Jeter les mots par terre

Atlas de l'Anthropocène
Atlas de l’Anthropocène, François Gemenne et Aleksandar Rankovic – photo Tanguy Wera (CCO)

« Au commencement était la Parole ». Ça, c’est ce qu’a écrit un gars, au début d’un bouquin, il y a environ deux millénaires. C’est important les commencements, ça donne une idée du chemin qu’on va prendre.

Très sincèrement : j’y ai cru. Vous pouvez rire mais au fond peut-être même que j’y crois toujours. Peu importe. Durant mes études, on m’a appris qu’en linguistique, on appelait cela un énoncé performatif : des mots qui, par le simple fait qu’ils sont écrits ou prononcés, font exister des réalités.

Parce que l’auteur – appelons-le Jean – continue son récit : « la Parole était avec Dieu et la Parole était Dieu. Tout fut par lui, et sans lui rien ne fut. » Autrement dit, Dieu, la Parole, nommons-le comme cela nous chante, fait exister à partir de rien, par les mots, ce qui n’existait pas encore.
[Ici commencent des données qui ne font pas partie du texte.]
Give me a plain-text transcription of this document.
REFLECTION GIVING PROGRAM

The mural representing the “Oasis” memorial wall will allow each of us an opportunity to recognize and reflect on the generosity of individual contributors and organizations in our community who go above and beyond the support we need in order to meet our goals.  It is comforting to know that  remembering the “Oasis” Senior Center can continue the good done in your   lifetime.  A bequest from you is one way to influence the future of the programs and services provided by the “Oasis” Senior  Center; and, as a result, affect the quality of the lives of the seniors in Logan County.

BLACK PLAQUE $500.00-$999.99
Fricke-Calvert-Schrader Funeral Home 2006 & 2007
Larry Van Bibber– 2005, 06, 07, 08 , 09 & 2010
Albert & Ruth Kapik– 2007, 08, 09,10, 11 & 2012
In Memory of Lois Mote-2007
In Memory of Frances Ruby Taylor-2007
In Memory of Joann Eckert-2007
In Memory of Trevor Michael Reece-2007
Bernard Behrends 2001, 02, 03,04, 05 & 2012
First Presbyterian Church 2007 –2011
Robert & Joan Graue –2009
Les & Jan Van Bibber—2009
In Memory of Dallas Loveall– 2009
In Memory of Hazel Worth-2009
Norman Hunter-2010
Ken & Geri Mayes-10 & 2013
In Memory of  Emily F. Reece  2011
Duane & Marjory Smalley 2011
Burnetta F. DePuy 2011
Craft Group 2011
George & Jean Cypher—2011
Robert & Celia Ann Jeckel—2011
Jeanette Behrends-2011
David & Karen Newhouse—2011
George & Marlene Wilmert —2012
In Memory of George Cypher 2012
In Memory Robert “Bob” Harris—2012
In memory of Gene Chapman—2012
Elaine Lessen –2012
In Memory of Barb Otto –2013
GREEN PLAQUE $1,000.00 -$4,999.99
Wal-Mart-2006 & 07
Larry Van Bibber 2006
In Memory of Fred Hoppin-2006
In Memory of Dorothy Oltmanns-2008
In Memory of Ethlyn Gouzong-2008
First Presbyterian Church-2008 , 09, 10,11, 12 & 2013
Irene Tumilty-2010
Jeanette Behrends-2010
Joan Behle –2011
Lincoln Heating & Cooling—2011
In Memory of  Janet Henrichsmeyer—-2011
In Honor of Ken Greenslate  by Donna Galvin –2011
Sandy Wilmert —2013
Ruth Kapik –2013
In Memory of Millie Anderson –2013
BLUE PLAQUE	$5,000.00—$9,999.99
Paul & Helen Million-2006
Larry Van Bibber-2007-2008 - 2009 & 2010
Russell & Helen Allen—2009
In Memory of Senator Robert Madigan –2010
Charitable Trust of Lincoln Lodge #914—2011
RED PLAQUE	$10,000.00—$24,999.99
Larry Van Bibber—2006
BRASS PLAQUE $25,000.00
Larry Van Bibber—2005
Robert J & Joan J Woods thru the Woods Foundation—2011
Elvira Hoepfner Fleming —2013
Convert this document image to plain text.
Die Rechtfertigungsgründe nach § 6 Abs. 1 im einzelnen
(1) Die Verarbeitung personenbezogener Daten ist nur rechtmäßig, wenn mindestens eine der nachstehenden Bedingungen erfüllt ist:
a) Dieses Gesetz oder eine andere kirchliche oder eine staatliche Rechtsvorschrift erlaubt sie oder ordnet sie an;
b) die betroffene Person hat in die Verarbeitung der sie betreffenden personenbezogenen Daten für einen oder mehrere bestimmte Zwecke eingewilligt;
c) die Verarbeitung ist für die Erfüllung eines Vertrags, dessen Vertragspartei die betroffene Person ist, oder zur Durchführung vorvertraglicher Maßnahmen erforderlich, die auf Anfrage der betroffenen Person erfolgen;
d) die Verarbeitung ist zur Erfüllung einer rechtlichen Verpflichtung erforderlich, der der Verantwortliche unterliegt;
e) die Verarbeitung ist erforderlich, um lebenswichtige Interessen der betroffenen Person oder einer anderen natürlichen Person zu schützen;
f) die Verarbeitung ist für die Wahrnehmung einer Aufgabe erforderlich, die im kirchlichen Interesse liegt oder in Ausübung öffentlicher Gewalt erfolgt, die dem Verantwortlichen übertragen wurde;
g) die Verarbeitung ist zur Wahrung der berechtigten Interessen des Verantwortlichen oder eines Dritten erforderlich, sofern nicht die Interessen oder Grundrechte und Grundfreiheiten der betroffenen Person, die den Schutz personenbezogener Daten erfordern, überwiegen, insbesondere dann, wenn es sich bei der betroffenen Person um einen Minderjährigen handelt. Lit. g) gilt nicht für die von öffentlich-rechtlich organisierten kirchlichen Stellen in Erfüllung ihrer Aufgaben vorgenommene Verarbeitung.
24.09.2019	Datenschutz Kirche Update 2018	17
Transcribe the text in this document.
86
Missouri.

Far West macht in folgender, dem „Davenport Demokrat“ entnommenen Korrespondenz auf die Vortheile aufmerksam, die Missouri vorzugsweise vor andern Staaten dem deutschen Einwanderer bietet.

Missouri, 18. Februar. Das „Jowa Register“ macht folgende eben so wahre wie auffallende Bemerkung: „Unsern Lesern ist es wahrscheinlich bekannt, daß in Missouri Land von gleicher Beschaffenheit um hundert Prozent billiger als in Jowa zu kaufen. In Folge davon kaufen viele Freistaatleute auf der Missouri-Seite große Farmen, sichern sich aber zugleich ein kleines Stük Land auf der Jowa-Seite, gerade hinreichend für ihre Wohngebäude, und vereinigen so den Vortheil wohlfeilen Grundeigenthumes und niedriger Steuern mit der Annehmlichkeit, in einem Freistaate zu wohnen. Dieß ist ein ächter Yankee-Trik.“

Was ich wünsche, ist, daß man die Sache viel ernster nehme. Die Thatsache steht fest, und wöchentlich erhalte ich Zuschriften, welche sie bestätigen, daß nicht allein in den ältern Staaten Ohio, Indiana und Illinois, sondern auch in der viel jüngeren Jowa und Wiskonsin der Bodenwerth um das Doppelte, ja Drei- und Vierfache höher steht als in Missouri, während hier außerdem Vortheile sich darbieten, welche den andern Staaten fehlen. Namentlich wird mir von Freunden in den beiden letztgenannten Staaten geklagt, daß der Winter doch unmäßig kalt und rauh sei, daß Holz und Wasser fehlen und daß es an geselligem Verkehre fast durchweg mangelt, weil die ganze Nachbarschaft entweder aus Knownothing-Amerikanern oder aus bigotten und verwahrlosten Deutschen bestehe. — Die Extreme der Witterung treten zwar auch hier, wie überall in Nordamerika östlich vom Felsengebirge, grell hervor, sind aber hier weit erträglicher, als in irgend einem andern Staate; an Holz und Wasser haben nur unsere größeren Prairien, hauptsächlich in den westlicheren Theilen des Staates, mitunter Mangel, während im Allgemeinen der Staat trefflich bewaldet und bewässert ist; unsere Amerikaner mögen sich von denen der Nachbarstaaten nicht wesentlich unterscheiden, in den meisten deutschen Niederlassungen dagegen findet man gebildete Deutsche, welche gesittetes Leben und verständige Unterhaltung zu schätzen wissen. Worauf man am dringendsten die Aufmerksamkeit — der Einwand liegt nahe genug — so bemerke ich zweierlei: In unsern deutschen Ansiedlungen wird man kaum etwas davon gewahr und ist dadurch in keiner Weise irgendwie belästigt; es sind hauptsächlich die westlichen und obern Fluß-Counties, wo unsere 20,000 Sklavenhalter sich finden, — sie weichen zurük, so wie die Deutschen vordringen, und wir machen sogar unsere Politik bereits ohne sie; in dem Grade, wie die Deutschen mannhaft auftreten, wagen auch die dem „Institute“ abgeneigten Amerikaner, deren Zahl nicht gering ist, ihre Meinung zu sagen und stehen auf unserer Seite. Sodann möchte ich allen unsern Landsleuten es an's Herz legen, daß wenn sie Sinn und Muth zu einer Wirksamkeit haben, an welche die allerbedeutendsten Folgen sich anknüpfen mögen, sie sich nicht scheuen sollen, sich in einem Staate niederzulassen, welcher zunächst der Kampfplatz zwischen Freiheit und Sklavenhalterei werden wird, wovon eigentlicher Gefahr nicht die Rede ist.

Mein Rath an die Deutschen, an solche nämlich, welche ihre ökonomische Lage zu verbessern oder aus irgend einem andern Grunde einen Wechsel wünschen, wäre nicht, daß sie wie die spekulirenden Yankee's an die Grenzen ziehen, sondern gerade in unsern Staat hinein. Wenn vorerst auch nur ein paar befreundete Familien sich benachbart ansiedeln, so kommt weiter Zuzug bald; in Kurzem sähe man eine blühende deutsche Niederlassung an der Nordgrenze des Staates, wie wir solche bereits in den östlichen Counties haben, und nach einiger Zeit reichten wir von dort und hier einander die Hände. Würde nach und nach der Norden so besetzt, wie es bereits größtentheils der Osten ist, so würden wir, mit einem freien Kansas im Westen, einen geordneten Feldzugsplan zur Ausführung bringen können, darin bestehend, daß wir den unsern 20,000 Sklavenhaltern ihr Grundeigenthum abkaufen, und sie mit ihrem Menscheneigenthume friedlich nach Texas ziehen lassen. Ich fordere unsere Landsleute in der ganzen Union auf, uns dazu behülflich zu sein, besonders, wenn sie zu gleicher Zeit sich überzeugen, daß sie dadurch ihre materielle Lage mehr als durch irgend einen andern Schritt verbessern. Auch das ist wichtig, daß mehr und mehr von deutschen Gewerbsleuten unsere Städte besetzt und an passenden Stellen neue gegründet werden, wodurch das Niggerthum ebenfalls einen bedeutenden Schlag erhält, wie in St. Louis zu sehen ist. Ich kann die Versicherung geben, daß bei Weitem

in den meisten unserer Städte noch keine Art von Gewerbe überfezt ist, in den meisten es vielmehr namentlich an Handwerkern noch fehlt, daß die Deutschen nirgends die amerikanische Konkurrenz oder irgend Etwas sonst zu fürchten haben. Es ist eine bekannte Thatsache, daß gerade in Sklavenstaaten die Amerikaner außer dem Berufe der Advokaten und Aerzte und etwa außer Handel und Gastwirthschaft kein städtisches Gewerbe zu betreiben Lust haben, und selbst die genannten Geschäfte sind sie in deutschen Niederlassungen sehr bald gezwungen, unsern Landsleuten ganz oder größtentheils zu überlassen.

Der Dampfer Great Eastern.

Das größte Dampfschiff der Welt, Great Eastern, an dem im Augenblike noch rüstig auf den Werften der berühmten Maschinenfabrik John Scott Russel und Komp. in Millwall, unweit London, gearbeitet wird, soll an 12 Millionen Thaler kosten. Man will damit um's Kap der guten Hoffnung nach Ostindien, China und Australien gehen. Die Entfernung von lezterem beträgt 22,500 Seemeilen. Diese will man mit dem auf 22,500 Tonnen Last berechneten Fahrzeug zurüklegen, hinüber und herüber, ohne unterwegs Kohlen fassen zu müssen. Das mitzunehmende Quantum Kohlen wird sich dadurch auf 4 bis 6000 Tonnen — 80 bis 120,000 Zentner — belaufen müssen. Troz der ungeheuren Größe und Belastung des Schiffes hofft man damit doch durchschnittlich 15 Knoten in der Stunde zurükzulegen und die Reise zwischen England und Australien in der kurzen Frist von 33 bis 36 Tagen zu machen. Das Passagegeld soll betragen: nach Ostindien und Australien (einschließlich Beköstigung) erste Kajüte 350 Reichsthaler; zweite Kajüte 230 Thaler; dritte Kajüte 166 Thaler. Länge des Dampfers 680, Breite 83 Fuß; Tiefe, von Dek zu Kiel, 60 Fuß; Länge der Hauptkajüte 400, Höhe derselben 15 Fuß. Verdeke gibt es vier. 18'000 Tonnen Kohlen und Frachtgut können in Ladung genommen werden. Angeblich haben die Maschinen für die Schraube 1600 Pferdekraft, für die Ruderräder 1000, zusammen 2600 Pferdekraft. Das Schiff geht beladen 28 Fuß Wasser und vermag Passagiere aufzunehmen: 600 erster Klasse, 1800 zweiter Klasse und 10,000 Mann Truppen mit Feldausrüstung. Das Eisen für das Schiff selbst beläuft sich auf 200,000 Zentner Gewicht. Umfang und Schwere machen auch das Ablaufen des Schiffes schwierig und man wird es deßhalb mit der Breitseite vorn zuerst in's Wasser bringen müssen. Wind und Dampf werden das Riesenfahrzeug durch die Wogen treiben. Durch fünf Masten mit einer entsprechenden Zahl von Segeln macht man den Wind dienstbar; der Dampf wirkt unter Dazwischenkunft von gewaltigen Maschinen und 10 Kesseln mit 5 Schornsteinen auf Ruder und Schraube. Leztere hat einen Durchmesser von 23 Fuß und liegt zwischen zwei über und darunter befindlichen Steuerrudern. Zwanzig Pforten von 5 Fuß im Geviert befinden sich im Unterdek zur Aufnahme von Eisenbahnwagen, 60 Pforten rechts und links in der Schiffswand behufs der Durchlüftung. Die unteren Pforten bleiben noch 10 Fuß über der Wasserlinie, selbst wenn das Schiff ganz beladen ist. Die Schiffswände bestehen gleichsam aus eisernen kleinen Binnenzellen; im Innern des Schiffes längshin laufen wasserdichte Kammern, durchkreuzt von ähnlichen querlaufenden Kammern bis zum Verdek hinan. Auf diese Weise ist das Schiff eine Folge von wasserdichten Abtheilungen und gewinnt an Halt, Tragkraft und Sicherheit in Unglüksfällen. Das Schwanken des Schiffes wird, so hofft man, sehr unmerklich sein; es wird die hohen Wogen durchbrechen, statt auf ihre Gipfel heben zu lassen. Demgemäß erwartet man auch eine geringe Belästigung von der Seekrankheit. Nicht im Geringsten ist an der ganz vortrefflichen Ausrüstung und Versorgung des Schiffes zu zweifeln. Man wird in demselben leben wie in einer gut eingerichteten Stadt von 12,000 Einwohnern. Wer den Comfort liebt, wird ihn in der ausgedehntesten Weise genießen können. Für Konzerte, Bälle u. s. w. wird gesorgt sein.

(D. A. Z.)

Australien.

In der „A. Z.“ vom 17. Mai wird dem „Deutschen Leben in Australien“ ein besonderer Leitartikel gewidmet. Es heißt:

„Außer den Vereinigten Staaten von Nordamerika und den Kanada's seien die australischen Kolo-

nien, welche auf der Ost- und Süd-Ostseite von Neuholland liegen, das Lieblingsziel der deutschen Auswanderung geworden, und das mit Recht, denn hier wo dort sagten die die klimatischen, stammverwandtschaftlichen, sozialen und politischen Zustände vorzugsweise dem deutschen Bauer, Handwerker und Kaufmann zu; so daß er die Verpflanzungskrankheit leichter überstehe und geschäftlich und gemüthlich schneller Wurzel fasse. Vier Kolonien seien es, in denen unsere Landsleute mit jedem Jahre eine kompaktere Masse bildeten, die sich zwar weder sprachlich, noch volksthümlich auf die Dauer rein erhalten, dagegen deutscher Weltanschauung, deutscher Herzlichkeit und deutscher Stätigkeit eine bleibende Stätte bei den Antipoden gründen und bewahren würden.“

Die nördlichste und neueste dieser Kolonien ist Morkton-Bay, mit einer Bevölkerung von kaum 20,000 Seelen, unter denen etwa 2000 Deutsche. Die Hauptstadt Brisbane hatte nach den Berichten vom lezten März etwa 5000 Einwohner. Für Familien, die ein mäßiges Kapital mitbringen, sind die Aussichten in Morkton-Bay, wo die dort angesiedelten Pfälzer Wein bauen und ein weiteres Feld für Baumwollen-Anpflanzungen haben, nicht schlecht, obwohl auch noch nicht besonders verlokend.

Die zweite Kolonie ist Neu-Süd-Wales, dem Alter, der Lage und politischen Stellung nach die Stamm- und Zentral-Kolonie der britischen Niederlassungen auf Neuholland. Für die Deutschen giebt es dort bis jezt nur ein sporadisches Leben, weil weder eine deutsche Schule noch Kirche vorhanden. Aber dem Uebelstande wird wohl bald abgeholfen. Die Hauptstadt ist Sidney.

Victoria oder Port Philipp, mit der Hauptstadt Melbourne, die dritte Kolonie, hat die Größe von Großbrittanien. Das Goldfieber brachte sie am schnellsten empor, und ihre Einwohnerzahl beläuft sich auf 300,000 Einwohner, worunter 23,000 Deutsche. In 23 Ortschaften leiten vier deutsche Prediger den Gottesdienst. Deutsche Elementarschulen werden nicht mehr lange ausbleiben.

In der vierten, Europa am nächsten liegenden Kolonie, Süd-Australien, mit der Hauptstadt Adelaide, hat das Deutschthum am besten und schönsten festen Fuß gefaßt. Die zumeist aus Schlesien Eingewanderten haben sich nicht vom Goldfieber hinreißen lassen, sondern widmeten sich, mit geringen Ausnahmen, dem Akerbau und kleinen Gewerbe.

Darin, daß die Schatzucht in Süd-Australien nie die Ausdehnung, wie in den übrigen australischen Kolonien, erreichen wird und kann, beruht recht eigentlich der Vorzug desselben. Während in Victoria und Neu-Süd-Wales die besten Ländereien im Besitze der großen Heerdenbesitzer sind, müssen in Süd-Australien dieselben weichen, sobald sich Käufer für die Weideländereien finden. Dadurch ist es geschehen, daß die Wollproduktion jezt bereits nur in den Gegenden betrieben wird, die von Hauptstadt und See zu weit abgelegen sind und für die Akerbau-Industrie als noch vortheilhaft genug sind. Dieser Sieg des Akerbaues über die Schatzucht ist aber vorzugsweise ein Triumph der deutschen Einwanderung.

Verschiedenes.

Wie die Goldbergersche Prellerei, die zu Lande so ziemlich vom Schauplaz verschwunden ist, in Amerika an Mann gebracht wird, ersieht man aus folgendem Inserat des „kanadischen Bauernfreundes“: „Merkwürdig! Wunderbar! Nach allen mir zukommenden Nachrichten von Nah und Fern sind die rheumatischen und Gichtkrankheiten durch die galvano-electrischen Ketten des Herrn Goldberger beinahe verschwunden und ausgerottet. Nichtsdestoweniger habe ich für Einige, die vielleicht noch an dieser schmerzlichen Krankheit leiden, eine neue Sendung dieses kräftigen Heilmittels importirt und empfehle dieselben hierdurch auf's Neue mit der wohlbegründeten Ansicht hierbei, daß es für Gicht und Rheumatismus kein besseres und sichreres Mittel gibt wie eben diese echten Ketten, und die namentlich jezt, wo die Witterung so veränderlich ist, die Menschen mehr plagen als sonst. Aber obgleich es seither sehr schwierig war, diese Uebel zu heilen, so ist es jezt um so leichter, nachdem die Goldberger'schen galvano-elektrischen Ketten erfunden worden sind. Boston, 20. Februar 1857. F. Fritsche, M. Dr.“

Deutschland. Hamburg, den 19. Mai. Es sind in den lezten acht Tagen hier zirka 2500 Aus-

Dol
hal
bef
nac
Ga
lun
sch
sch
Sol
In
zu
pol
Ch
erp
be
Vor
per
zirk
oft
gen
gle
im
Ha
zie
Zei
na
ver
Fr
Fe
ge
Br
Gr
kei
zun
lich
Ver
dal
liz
Après (ou plutôt avant, mais peu importe) vient l’histoire que l’on connaît tous et toutes : Dieu dit « que la lumière soit » et d’un coup « la lumière fut » par la simple force du langage.

Atlas de l'Anthropocène
Atlas de l’Anthropocène, François Gemenne et Aleksandar Rankovic – photo Tanguy Wera (CCO)

Words, words, words

En fait, c’est la grande histoire des religions, de la politique et des romans sentimentaux, cette idée que des mots peuvent amener des idées à s’ancrer dans le réel, changer des destins.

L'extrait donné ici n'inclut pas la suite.